Logical Operators Involving Missing Data

STATISTICA provides logical operators such as NOT, AND, and OR for use in case selection conditions and spreadsheet formulas. These expressions are well defined in how they work. The statement “A and B” requires that both A and B be true for the statement to be true. In contrast, “A or B” is true if A is true, if B is true, or if both A and B are true.

When missing data is present, how should these functions work? The approach that STATISTICA takes is described in this Help topic. With partial information, such as when one part of the expression contains missing data, we may be able to evaluate the expression. In other cases, we cannot. The following spreadsheet shows how the AND and OR functions evaluate in the presence of missing data. When the expressions are evaluated to true, a 1 is returned; 0 is returned for false.

The first 4 cases are easy to follow. Cases 5 and 6 have missing data.

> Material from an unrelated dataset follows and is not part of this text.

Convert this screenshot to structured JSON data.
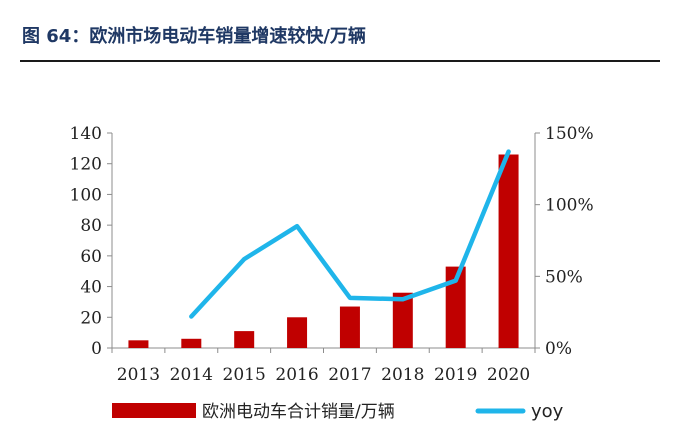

Evaluating AND in the presence of missing data. When one part of the expression is true and the other is missing, then “A and B” evaluates to missing data. Since we do not know if “A” is true or false, it is missing, we cannot determine if “A and B” is true, even though we know “B” is true. The expression evaluates to missing.

When one part of the expression is false and the other is missing, we know that “A and B” is false. If either portion is false, the whole expression is false. So regardless of what “A” is, “A and B” is false because “B” is false.

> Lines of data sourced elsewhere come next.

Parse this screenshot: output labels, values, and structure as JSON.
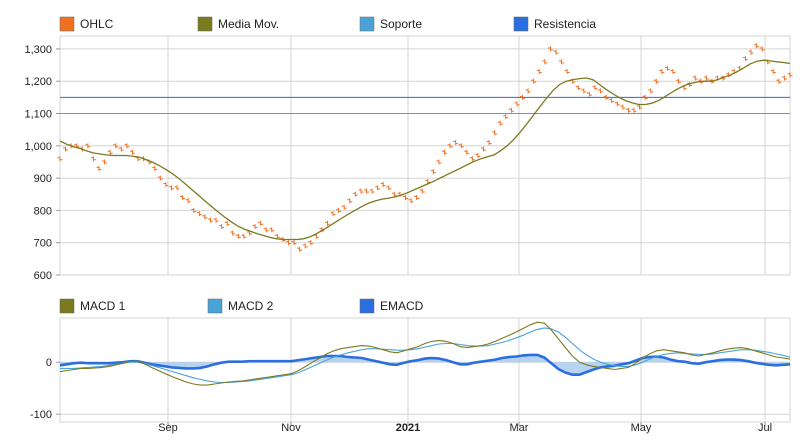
{
  "chart_data": [
    {
      "type": "line",
      "panel": "price",
      "legend": [
        {
          "label": "OHLC",
          "color": "#f07020",
          "icon": "swatch-square"
        },
        {
          "label": "Media Mov.",
          "color": "#7a7a20",
          "icon": "swatch-square"
        },
        {
          "label": "Soporte",
          "color": "#4aa3d8",
          "icon": "swatch-square"
        },
        {
          "label": "Resistencia",
          "color": "#2a6ee0",
          "icon": "swatch-square"
        }
      ],
      "x_ticks": [
        "Sep",
        "Nov",
        "2021",
        "Mar",
        "May",
        "Jul"
      ],
      "x_tick_bold": [
        false,
        false,
        true,
        false,
        false,
        false
      ],
      "y_ticks": [
        "1,300",
        "1,200",
        "1,100",
        "1,000",
        "900",
        "800",
        "700",
        "600"
      ],
      "ylim": [
        600,
        1340
      ],
      "grid": true,
      "legend_position": "top",
      "support_level": 1100,
      "resistance_level": 1150,
      "series": [
        {
          "name": "OHLC",
          "style": "ticks",
          "values": [
            960,
            990,
            1000,
            1000,
            990,
            1000,
            960,
            930,
            950,
            980,
            1000,
            990,
            1000,
            980,
            960,
            960,
            950,
            930,
            900,
            880,
            870,
            870,
            840,
            830,
            800,
            790,
            780,
            770,
            770,
            750,
            760,
            730,
            720,
            720,
            730,
            750,
            760,
            740,
            740,
            720,
            710,
            700,
            700,
            680,
            690,
            700,
            720,
            740,
            760,
            790,
            800,
            810,
            830,
            850,
            860,
            860,
            860,
            870,
            880,
            870,
            850,
            850,
            840,
            830,
            840,
            860,
            890,
            920,
            950,
            980,
            1000,
            1010,
            1000,
            980,
            960,
            970,
            990,
            1010,
            1040,
            1070,
            1090,
            1110,
            1130,
            1150,
            1170,
            1200,
            1230,
            1260,
            1300,
            1290,
            1260,
            1230,
            1200,
            1180,
            1170,
            1160,
            1180,
            1170,
            1150,
            1140,
            1130,
            1120,
            1110,
            1110,
            1120,
            1150,
            1170,
            1200,
            1230,
            1240,
            1230,
            1200,
            1180,
            1190,
            1210,
            1200,
            1210,
            1200,
            1210,
            1210,
            1220,
            1230,
            1240,
            1270,
            1290,
            1310,
            1300,
            1260,
            1230,
            1200,
            1210,
            1220
          ]
        },
        {
          "name": "Media Mov.",
          "style": "line",
          "values": [
            1015,
            1005,
            998,
            992,
            985,
            978,
            975,
            972,
            970,
            970,
            970,
            968,
            965,
            958,
            950,
            940,
            928,
            915,
            900,
            883,
            865,
            848,
            830,
            813,
            796,
            780,
            765,
            752,
            742,
            735,
            728,
            722,
            716,
            712,
            710,
            710,
            710,
            712,
            718,
            728,
            740,
            752,
            765,
            778,
            790,
            802,
            813,
            823,
            830,
            835,
            838,
            842,
            848,
            856,
            865,
            874,
            883,
            892,
            902,
            912,
            922,
            932,
            942,
            952,
            960,
            966,
            972,
            985,
            1000,
            1020,
            1043,
            1068,
            1095,
            1122,
            1148,
            1172,
            1190,
            1200,
            1205,
            1208,
            1210,
            1205,
            1190,
            1175,
            1162,
            1150,
            1140,
            1133,
            1128,
            1128,
            1132,
            1140,
            1152,
            1165,
            1177,
            1187,
            1194,
            1198,
            1200,
            1200,
            1205,
            1212,
            1220,
            1230,
            1242,
            1254,
            1262,
            1265,
            1263,
            1260,
            1258,
            1255
          ]
        }
      ]
    },
    {
      "type": "line",
      "panel": "macd",
      "legend": [
        {
          "label": "MACD 1",
          "color": "#7a7a20",
          "icon": "swatch-square"
        },
        {
          "label": "MACD 2",
          "color": "#4aa3d8",
          "icon": "swatch-square"
        },
        {
          "label": "EMACD",
          "color": "#2a6ee0",
          "icon": "swatch-square"
        }
      ],
      "y_ticks": [
        "0",
        "-100"
      ],
      "ylim": [
        -115,
        85
      ],
      "grid": true,
      "legend_position": "top",
      "series": [
        {
          "name": "MACD 1",
          "style": "line",
          "values": [
            -18,
            -16,
            -14,
            -12,
            -12,
            -11,
            -10,
            -8,
            -5,
            -2,
            2,
            2,
            -3,
            -10,
            -16,
            -22,
            -28,
            -33,
            -38,
            -42,
            -44,
            -44,
            -42,
            -40,
            -38,
            -37,
            -36,
            -34,
            -32,
            -30,
            -28,
            -26,
            -24,
            -22,
            -16,
            -8,
            0,
            8,
            16,
            22,
            26,
            28,
            30,
            32,
            31,
            28,
            24,
            20,
            18,
            22,
            26,
            30,
            36,
            40,
            42,
            40,
            36,
            30,
            28,
            30,
            32,
            35,
            40,
            46,
            52,
            58,
            65,
            72,
            77,
            75,
            62,
            45,
            28,
            12,
            0,
            -5,
            -8,
            -10,
            -12,
            -14,
            -12,
            -10,
            -2,
            8,
            16,
            22,
            24,
            22,
            20,
            18,
            14,
            12,
            15,
            18,
            22,
            25,
            27,
            28,
            26,
            22,
            18,
            14,
            10,
            8,
            6
          ]
        },
        {
          "name": "MACD 2",
          "style": "line",
          "values": [
            -12,
            -12,
            -12,
            -11,
            -10,
            -9,
            -8,
            -6,
            -4,
            -2,
            0,
            0,
            -2,
            -6,
            -10,
            -14,
            -18,
            -22,
            -26,
            -30,
            -33,
            -36,
            -38,
            -39,
            -39,
            -38,
            -37,
            -36,
            -34,
            -32,
            -30,
            -28,
            -26,
            -24,
            -20,
            -14,
            -8,
            -2,
            4,
            10,
            14,
            18,
            21,
            24,
            26,
            26,
            25,
            24,
            23,
            23,
            24,
            26,
            29,
            32,
            35,
            36,
            36,
            34,
            32,
            31,
            31,
            32,
            35,
            38,
            42,
            47,
            52,
            58,
            63,
            66,
            64,
            58,
            48,
            36,
            24,
            14,
            6,
            0,
            -4,
            -7,
            -8,
            -8,
            -5,
            0,
            6,
            11,
            15,
            17,
            18,
            17,
            16,
            15,
            15,
            16,
            18,
            20,
            22,
            24,
            24,
            23,
            21,
            19,
            16,
            13,
            10
          ]
        },
        {
          "name": "EMACD",
          "style": "area",
          "values": [
            -6,
            -4,
            -2,
            -1,
            -2,
            -2,
            -2,
            -2,
            -1,
            0,
            2,
            2,
            -1,
            -4,
            -6,
            -8,
            -10,
            -11,
            -12,
            -12,
            -11,
            -8,
            -4,
            -1,
            1,
            1,
            1,
            2,
            2,
            2,
            2,
            2,
            2,
            2,
            4,
            6,
            8,
            10,
            12,
            12,
            12,
            10,
            9,
            8,
            5,
            2,
            -1,
            -4,
            -5,
            -1,
            2,
            4,
            7,
            8,
            7,
            4,
            0,
            -4,
            -4,
            -1,
            1,
            3,
            5,
            8,
            10,
            11,
            13,
            14,
            14,
            9,
            -2,
            -13,
            -20,
            -24,
            -24,
            -19,
            -14,
            -10,
            -8,
            -7,
            -4,
            -2,
            3,
            8,
            10,
            11,
            9,
            5,
            2,
            1,
            -2,
            -3,
            0,
            2,
            4,
            5,
            5,
            4,
            2,
            -1,
            -3,
            -5,
            -6,
            -5,
            -4
          ]
        }
      ]
    }
  ]
}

When both portions of the expression are false, “A and B” evaluates to missing data.

Evaluating OR in the presence of missing data. When one part of the expression is true and the other is missing, then “A or B” evaluates to true. If either piece is true, the expression is true, so regardless of what “A” is in this expression, when “B” is true, “A and B” is true.

When one part of the expression is false and the other is missing, “A or B” evaluates to missing data. Since “B” is false, we must know “A” to evaluate “A or B”. Since “A” is missing, the expression evaluates to missing.  

When both portions of the expression are false, “A or B” evaluates to missing data.